Jeff Weidner, a 30-year firefighter and former President of Kenosha Local IAFF 414, said first responders often face patients with health problems that get worse because of a lack of insurance or the funds for medication.
“Those are some of the things we see in terms of problems in the community that need attention,” Weidner said.
Angela Cunningham, a Kenosha lawyer and former prosecutor in Milwaukee, suggested police should get fewer protections against charges in cases of violence. She also urged a database to track discrepancies in how defendants of different races are treated.
“What I have seen in the courts is unfair treatment of white defendants as opposed to Black and brown defendants,” Cunningham said.
Bill Stepien, Trump’s campaign manager, called Biden’s visit inappropriate as a political candidate, in contrast to the president's official visit Tuesday.
“This is not the time to be injecting politics into a really serious situation that the president helped solve," Stepien told “Fox & Friends” on Thursday. "You don't see many supporters of the president throwing bricks through windows or setting buildings on fire."

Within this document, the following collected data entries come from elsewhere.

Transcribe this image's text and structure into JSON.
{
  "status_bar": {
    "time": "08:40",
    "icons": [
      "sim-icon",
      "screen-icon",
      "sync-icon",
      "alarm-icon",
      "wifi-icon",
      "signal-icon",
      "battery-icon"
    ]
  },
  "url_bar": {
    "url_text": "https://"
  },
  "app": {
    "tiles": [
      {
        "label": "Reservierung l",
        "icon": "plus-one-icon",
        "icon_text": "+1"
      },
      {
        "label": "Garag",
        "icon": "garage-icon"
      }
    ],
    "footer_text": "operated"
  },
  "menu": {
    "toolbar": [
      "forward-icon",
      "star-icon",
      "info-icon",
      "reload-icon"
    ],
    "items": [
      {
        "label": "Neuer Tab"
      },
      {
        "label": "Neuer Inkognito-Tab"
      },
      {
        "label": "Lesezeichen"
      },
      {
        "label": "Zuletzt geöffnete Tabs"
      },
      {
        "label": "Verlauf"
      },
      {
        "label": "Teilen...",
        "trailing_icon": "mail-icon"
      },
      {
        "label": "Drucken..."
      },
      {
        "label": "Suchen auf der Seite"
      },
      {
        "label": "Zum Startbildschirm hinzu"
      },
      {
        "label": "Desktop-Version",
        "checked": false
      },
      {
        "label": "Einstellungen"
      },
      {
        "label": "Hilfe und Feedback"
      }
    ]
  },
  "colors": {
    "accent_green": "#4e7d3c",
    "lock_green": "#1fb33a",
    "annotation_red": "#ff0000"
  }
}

But Sen. Ron Johnson, R-Wis., welcomed Biden to the state with a tweet and said he hopes the former vice president understands what it took to halt rioting in Kenosha.
"I hope he actually views the destruction and starts to understand how devasting it is," Johnson said.
Trump will campaign in Pennsylvania on Thursday at Arnold Palmer Regional Airport in Latrobe, not far from where Biden delivered a speech Monday in Pittsburgh. Like Wisconsin, Pennsylvania is a key battleground state that both campaigns view as key to victory Nov. 3.
Biden leads Trump by 7 points – 50% to 43% – in a new USA TODAY/Suffolk University poll, down from a 12-point edge in June. A Fox News poll released Wednesday shows Biden is leading Trump by 8 points – 50% to 42% – among likely Wisconsin voters, suggesting the race has not narrowed since the conventions or the unrest in Kenosha.
Biden's visit to Wisconsin for the first time as the Democratic nominee comes as the campaign spends $45 million this week on broadcast and digital ads across 10 battleground states including Wisconsin. The ads include video from Biden’s Monday speech in Pittsburgh contrasting himself with Trump about how to deal with racial unrest, the economy and COVID-19.
“We can’t turn away. Now is the time for racial justice,” Biden said during the ad titled "We're listening" slated this weekend for Wisconsin, Michigan, North Carolina and Pennsylvania. “I believe with every fiber in my being we have such an opportunity now to change people’s lives for the better.”